As the end of the 2022-23 tax year approaches, many investors will be looking to take advantage of the tax breaks available to them – particularly on individual savings accounts (ISAs). Introduced by the UK government in 1999 to encourage people to save or invest some of their disposable income, there are two main types of ISA – cash ISAs and stocks and shares ISAs.

Here are some tips you need to know about investing in an ISA:

1. There is an annual limit to the amount you can invest in ISAs
£20,000 is the most you can currently invest in an ISA in a tax year, which runs from 6 April to 5 April the following year. This overall ISA allowance covers the different types of ISA, so if you invest £10,000 in a cash ISA in a single tax year, you can only invest a maximum of £10,000 in your stocks and shares ISA in the same year. As the limit refreshes in early April each year, you can’t carry over any unused allowance into the following tax year.

2. There are tax advantages to investing in ISAs
Investments held outside of an ISA in a general account are subject to income tax if they generate dividends or interest, and you could also be liable for capital gains tax (CGT) if you make a profit when you sell any of these assets.

In the 2022-23 tax year, everyone has a tax-free CGT allowance of £12,300, but this will fall to £6,000 from April 2023 and just £3,000 the following year. Given that investments held in stocks and shares ISAs are exempt from CGT, it can be beneficial to invest some of your disposable income in an ISA.

3. Costs matter
Investing through an ISA means saving on tax. However, there is still the not-so-small matter of your costs, which includes the ongoing charges figure (OCF) of the funds you invest in as well as the account fee of your provider. While a difference of one or one and a half percentage points might not seem like much at first glance, over time it can bite deep into your returns as it.
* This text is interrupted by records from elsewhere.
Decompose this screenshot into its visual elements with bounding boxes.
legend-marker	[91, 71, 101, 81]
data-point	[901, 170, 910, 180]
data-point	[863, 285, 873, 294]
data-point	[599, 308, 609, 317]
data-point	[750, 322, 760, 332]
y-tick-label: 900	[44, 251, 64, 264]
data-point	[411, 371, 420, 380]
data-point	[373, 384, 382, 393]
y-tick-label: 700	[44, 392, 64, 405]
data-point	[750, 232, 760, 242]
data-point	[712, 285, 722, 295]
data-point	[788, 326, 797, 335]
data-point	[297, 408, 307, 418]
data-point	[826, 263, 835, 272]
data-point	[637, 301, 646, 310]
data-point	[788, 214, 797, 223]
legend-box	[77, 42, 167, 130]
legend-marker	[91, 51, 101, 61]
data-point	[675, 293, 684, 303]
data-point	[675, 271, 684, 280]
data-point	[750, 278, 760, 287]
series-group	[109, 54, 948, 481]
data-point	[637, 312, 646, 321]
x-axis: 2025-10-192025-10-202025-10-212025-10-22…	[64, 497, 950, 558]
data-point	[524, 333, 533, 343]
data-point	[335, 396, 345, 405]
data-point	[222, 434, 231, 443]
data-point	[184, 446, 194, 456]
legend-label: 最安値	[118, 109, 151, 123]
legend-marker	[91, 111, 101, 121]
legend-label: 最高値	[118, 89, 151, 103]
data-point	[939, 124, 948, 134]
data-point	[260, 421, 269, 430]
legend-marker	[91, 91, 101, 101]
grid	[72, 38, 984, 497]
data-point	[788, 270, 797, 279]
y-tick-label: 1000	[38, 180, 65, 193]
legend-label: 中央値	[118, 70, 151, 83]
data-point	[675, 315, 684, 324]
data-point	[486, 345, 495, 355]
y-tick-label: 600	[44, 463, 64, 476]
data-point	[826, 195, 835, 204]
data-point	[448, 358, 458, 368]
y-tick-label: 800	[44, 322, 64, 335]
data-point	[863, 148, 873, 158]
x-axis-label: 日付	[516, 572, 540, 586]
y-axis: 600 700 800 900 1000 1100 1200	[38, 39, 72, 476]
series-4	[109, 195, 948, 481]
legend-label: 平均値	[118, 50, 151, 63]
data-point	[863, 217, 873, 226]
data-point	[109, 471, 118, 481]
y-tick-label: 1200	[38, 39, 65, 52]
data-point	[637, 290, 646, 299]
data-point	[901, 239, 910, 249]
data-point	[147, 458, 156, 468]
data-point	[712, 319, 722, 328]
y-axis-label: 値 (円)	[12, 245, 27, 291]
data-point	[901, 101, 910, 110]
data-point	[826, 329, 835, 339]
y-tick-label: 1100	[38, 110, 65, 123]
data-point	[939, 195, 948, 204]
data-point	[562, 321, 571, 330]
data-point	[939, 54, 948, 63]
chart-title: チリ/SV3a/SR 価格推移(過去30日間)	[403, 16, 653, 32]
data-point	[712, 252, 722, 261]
4. ISAs can be transferred between providers
If you have an ISA with another provider, including a cash ISA you can transfer its holdings to a stocks and shares ISA. Just remember that transferring from a cash ISA to a stocks and shares ISA involves taking on more risk with your money. When transferring between different stocks and shares ISAs, you may also have to sell some holdings into cash first before initiating the transfer. You may be out of the market for a time during a transfer.

5. You can withdraw your money from a flexible ISA at any time
In a flexible ISA you can withdraw cash and then put it back in during the same tax year without reducing that year’s allowance. There is no minimum withdrawal amount or minimum account balance. ISAs are designed for longer-term saving so, if you withdraw any money, you are reducing the amount you have invested in the market. This could limit the potential for that money to compound over time so it may not generate the expected returns.

6. The earlier you start investing, the better
Even if you are unable to take advantage of the full £20,000 annual allowance, it is worth investing as much as you can afford. Through the power of compounding, you will get returns on the money you invest as well as on any gains you make, so the sooner you set up your stocks and shares ISA, the greater the potential benefits.

7. Junior ISAs are available for anyone under the age of 18
Junior ISAs must be set up by an adult with parental responsibility for a child and have an annual allowance of £9,0000. They are a great way for them to fund themselves through higher education, or to start saving for a deposit on a house. When the child turns 18, the Junior ISA automatically converts into an adult cash or stocks and shares ISA in their name.

8. ISAs can be inherited after you pass away
ISAs can be left to a surviving partner without forfeiting the tax benefits, and they can add the funds to their own ISA without being subject to the annual £20,000 allowance. The surviving spouse or civil partner is entitled to an additional permitted subscription up to the value of the deceased person’s ISA. It’s worth noting that ISAs may be subject to inheritance tax.

*Andrew Marker is head of UK direct retail and pensions, Vanguard, Europe.